Peter Eisentraut <[EMAIL PROTECTED]> writes:
> In other words, an info, notice, or warning must have a class 00, 01, 02.

I suspect though that the spec is assuming that the SQLSTATE code is the
*only* way for the application to determine whether the message is
success, warning, or error.  Since we have other signaling mechanisms
(the severity field, or even more basically the Error/Notice message
type distinction), I'm not convinced we need to be entirely anal about
this division.

AFAICS the alternative to misusing error-class SQLSTATEs as warnings is
that we invent implementation-specific warning codes.  Is it really
worth having two codes for what amounts to the same condition?

> However, I noticed several warnings that use codes that are intended for
> errors, for example in portalcmds.c and xact.c.

Several of them are things that probably *ought* to be errors, as you
noted in a later message.  I don't recall exactly what other sins I
committed in this area (the whole effort is already becoming a blur ;-)).
We have time to rejigger around the edges though --- I have no objection
to reassigning codes during beta.  Once we release it will get harder.

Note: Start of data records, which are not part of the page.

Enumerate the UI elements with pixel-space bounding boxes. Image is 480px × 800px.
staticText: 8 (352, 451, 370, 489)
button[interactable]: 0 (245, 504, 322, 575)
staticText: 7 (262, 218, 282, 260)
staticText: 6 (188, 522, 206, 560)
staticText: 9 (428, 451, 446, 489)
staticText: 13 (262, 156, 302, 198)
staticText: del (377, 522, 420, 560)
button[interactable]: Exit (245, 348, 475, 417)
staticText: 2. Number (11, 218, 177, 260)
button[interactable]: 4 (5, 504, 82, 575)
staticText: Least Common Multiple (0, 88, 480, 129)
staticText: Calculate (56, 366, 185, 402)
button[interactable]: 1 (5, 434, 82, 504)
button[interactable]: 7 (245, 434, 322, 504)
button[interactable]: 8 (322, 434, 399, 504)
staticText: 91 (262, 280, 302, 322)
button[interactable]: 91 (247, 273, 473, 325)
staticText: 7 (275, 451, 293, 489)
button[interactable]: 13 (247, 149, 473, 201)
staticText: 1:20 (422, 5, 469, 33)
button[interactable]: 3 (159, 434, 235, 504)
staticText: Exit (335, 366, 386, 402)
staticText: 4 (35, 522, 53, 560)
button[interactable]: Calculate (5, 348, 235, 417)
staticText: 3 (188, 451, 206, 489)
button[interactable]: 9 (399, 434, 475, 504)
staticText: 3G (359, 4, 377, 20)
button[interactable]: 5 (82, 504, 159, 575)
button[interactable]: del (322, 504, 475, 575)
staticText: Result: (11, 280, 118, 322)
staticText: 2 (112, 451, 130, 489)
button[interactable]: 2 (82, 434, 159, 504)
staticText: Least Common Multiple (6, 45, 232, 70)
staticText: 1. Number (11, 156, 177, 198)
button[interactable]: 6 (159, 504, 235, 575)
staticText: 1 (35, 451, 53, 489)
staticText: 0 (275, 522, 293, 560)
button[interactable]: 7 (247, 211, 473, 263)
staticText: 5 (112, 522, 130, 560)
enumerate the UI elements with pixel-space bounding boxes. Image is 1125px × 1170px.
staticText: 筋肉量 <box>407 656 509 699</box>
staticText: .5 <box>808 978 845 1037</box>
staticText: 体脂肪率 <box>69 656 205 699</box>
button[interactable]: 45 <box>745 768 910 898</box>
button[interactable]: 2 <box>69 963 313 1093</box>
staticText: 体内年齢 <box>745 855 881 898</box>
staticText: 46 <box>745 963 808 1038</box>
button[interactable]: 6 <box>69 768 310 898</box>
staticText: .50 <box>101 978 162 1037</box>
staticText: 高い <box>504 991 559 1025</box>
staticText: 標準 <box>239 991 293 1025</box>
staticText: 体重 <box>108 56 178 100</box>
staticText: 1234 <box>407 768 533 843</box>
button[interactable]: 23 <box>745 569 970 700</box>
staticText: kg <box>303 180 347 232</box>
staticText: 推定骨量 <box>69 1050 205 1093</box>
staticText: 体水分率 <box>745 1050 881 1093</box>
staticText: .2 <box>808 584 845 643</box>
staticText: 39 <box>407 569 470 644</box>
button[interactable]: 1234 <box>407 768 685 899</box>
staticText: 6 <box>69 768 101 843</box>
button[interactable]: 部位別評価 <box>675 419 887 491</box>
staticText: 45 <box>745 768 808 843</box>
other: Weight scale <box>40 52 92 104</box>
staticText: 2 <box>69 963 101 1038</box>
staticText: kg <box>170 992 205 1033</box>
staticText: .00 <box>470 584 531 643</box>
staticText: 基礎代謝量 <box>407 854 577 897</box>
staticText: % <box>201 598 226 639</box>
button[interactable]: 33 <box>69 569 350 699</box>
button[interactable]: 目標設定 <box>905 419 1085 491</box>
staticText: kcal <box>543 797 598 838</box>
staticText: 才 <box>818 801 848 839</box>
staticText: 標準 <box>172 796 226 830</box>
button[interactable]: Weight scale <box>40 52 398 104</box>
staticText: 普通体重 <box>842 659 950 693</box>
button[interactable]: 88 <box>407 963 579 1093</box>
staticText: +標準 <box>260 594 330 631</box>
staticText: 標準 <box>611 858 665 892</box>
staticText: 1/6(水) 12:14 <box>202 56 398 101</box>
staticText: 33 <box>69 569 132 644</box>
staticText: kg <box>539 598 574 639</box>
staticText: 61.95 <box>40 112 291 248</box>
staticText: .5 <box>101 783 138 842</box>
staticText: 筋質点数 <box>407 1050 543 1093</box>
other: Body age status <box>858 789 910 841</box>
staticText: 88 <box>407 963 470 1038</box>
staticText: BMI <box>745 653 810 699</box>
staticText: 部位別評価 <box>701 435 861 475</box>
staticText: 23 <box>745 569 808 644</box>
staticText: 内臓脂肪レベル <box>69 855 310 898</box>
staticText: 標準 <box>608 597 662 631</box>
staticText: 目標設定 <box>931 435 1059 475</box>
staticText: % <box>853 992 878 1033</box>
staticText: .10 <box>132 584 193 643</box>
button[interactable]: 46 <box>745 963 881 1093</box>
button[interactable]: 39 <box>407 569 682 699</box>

A possibly related sin in the same category is that I think that the
class-40 SQLSTATEs are intended to imply that the server has forcibly
aborted your whole transaction --- not just the current statement, which
is what I think the spec envisions for all the other error classes.
We do not currently make that distinction, but sooner or later we will.
Perhaps we should avoid the class-40 codes and make our own
implementation-dependent codes for deadlock detection and so forth.